- Developer(s): Arc System Works
- Publisher(s): Aksys Games
- Platform(s): Wii (WiiWare)
- Release: JP: March 10, 2009; NA: June 22, 2009; PAL: April 2, 2010;
- Genre(s): Sports
- Mode(s): Single-player, Multiplayer

= Family Mini Golf =

2009 video game

Family Mini Golf (Okiraku Putter Golf in Japan) is a miniature golf video game developed by Arc System Works for WiiWare. It was released in Japan on March 10, 2009, in North America on June 22, 2009 and in the PAL region on April 2, 2010.

== Gameplay ==
Similar to Family Table Tennis and Family Glide Hockey, players control a member of a family, including a mother, father, son (Billy), and daughter (Sarah), to play against another in a round of mini golf.

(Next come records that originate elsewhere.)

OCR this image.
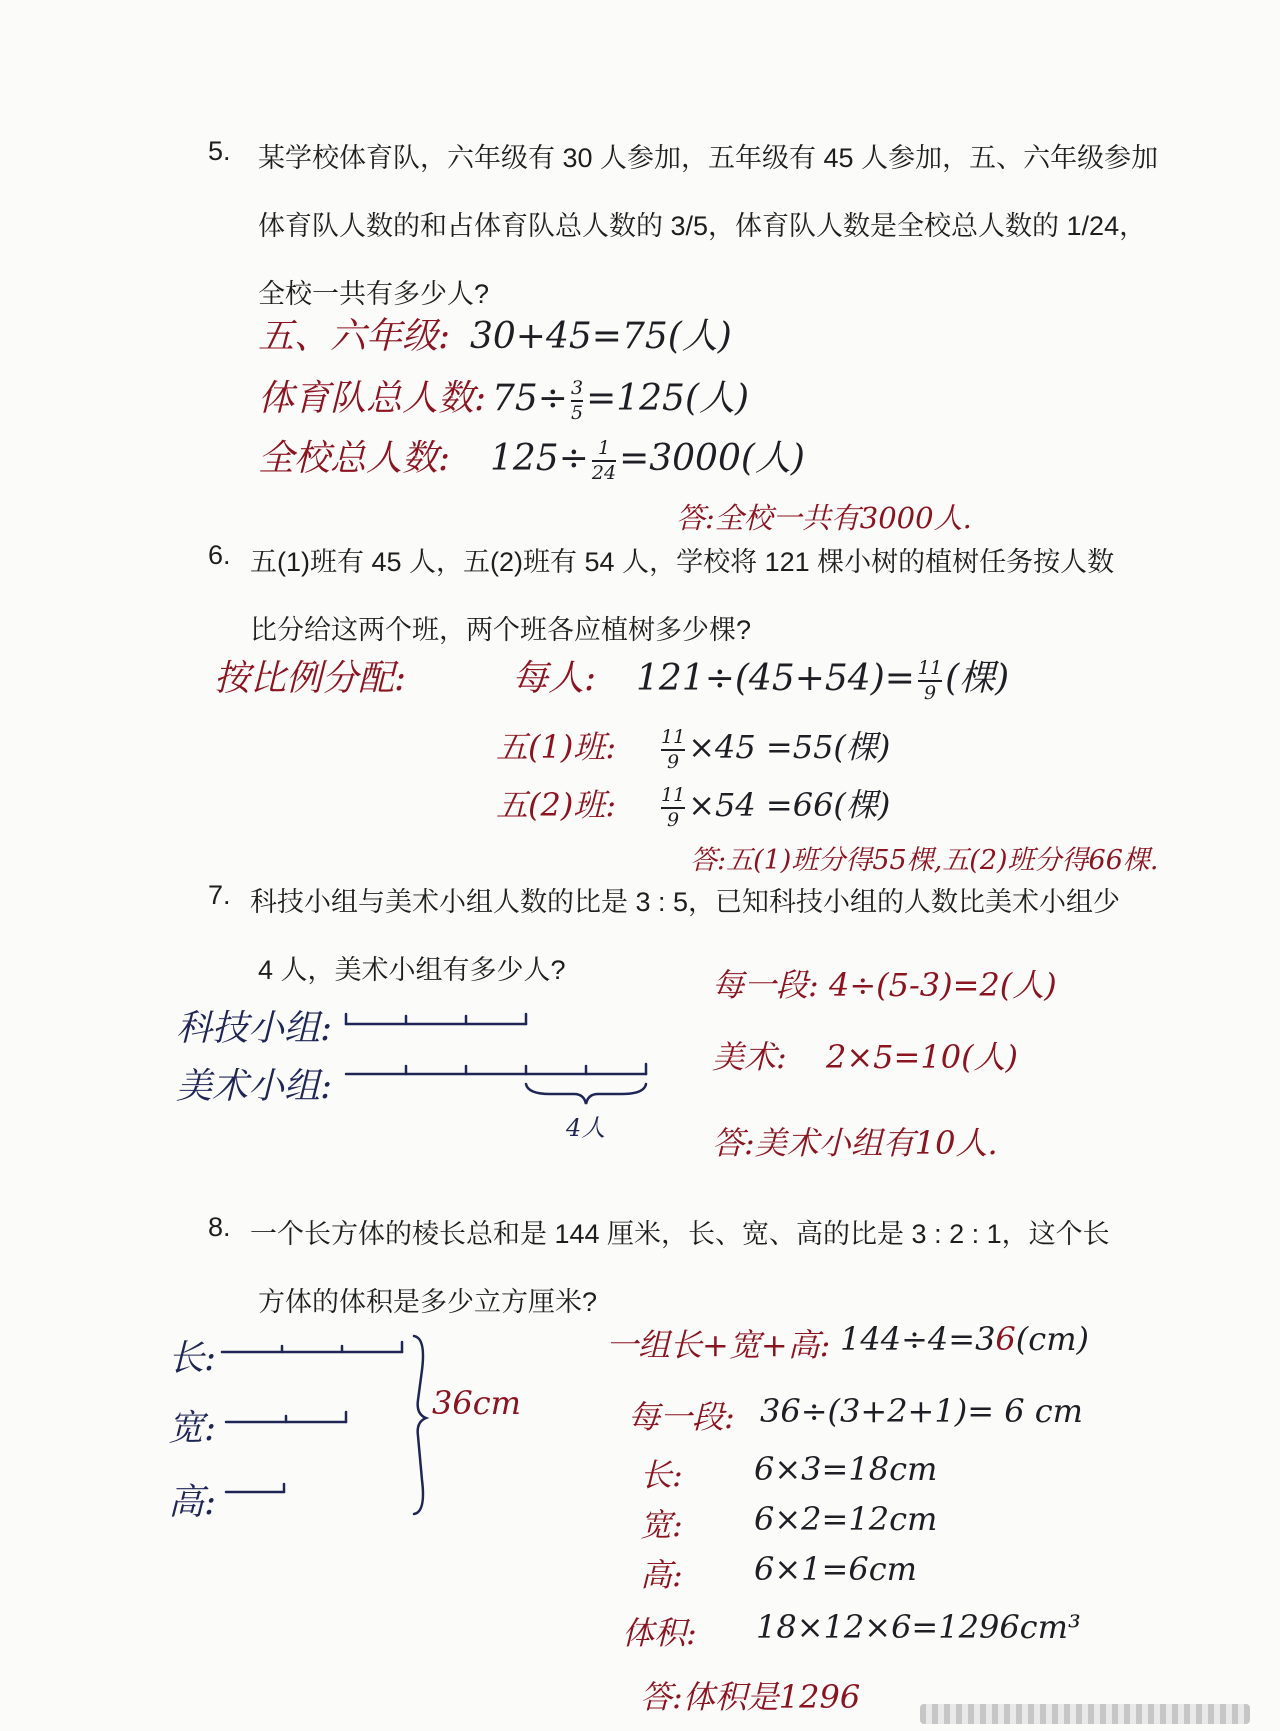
5. 某学校体育队，六年级有 30 人参加，五年级有 45 人参加，五、六年级参加
体育队人数的和占体育队总人数的 3/5，体育队人数是全校总人数的 1/24，
全校一共有多少人?
五、六年级: 30+45=75(人)
体育队总人数: $75\div \frac{3}{5} =125$(人)
全校总人数: $125\div \frac{1}{24} =3000$(人)
答:全校一共有3000人.
6. 五(1)班有 45 人，五(2)班有 54 人，学校将 121 棵小树的植树任务按人数
比分给这两个班，两个班各应植树多少棵?
按比例分配:	每人: $121\div(45+54)= \frac{11}{9}$ (棵)
五(1)班: $\frac{11}{9} \times 45 =55$(棵)
五(2)班: $\frac{11}{9} \times 54 =66$(棵)
答:五(1)班分得55棵,五(2)班分得66棵.
7. 科技小组与美术小组人数的比是 3 : 5，已知科技小组的人数比美术小组少
4 人，美术小组有多少人?
科技小组:
美术小组:
4人
每一段: 4÷(5-3)=2(人)
美术: 2×5=10(人)
答:美术小组有10人.
8. 一个长方体的棱长总和是 144 厘米，长、宽、高的比是 3 : 2 : 1，这个长
方体的体积是多少立方厘米?
长:
宽:
高:
36cm
一组长+宽+高: 144÷4=36(cm)
每一段: 36÷(3+2+1)= 6 cm
长: 6×3=18cm
宽: 6×2=12cm
高: 6×1=6cm
体积: 18×12×6=1296cm³
答:体积是1296
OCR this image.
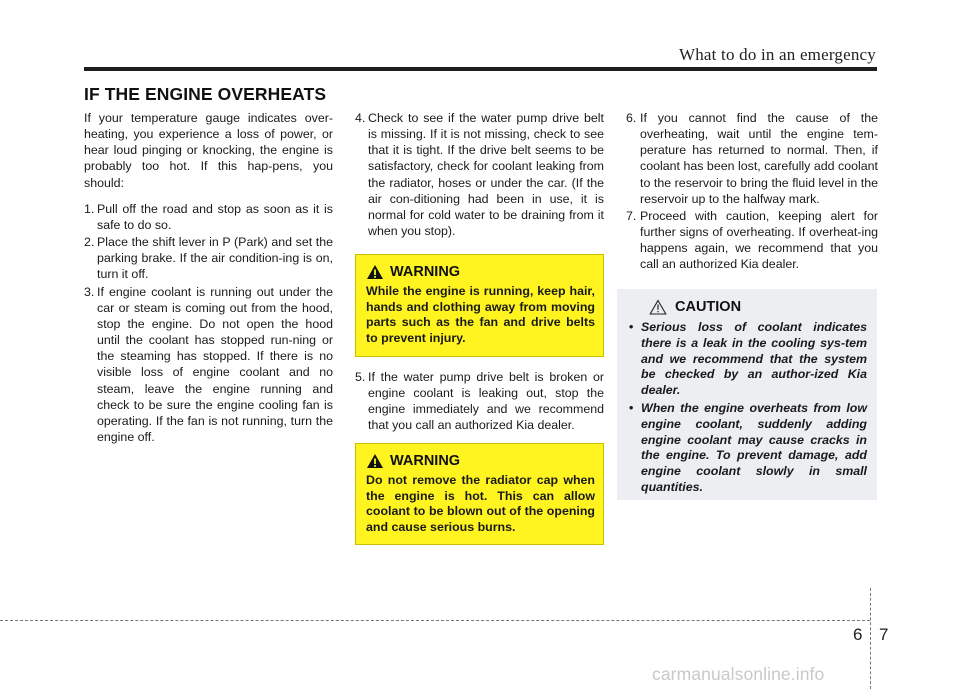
What to do in an emergency
IF THE ENGINE OVERHEATS

If your temperature gauge indicates over-heating, you experience a loss of power, or hear loud pinging or knocking, the engine is probably too hot. If this hap-pens, you should:

1. Pull off the road and stop as soon as it is safe to do so.
2. Place the shift lever in P (Park) and set the parking brake. If the air condition-ing is on, turn it off.
3. If engine coolant is running out under the car or steam is coming out from the hood, stop the engine. Do not open the hood until the coolant has stopped run-ning or the steaming has stopped. If there is no visible loss of engine coolant and no steam, leave the engine running and check to be sure the engine cooling fan is operating. If the fan is not running, turn the engine off.
4. Check to see if the water pump drive belt is missing. If it is not missing, check to see that it is tight. If the drive belt seems to be satisfactory, check for coolant leaking from the radiator, hoses or under the car. (If the air con-ditioning had been in use, it is normal for cold water to be draining from it when you stop).
WARNING
While the engine is running, keep hair, hands and clothing away from moving parts such as the fan and drive belts to prevent injury.
5. If the water pump drive belt is broken or engine coolant is leaking out, stop the engine immediately and we recommend that you call an authorized Kia dealer.
WARNING
Do not remove the radiator cap when the engine is hot. This can allow coolant to be blown out of the opening and cause serious burns.
6. If you cannot find the cause of the overheating, wait until the engine tem-perature has returned to normal. Then, if coolant has been lost, carefully add coolant to the reservoir to bring the fluid level in the reservoir up to the halfway mark.
7. Proceed with caution, keeping alert for further signs of overheating. If overheat-ing happens again, we recommend that you call an authorized Kia dealer.
CAUTION
• Serious loss of coolant indicates there is a leak in the cooling sys-tem and we recommend that the system be checked by an author-ized Kia dealer.
• When the engine overheats from low engine coolant, suddenly adding engine coolant may cause cracks in the engine. To prevent damage, add engine coolant slowly in small quantities.
6 7
carmanualsonline.info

The game features three, 9-hole courses, with an additional three available as paid downloadable content.
Each 9 level pack is 200 Wii Points each. The game is 500 Wii Points itself so it's 1100 Wii Points in all.

==Reception==

IGN called the game a "frustratingly un-fun effort", and were left confused by the controls which were at odds to the instructions in the game's operations manual. However, Nintendo Life found no apparent issue, praising their simplicity as well as the design of the courses, and thought the game excelled in multiplayer.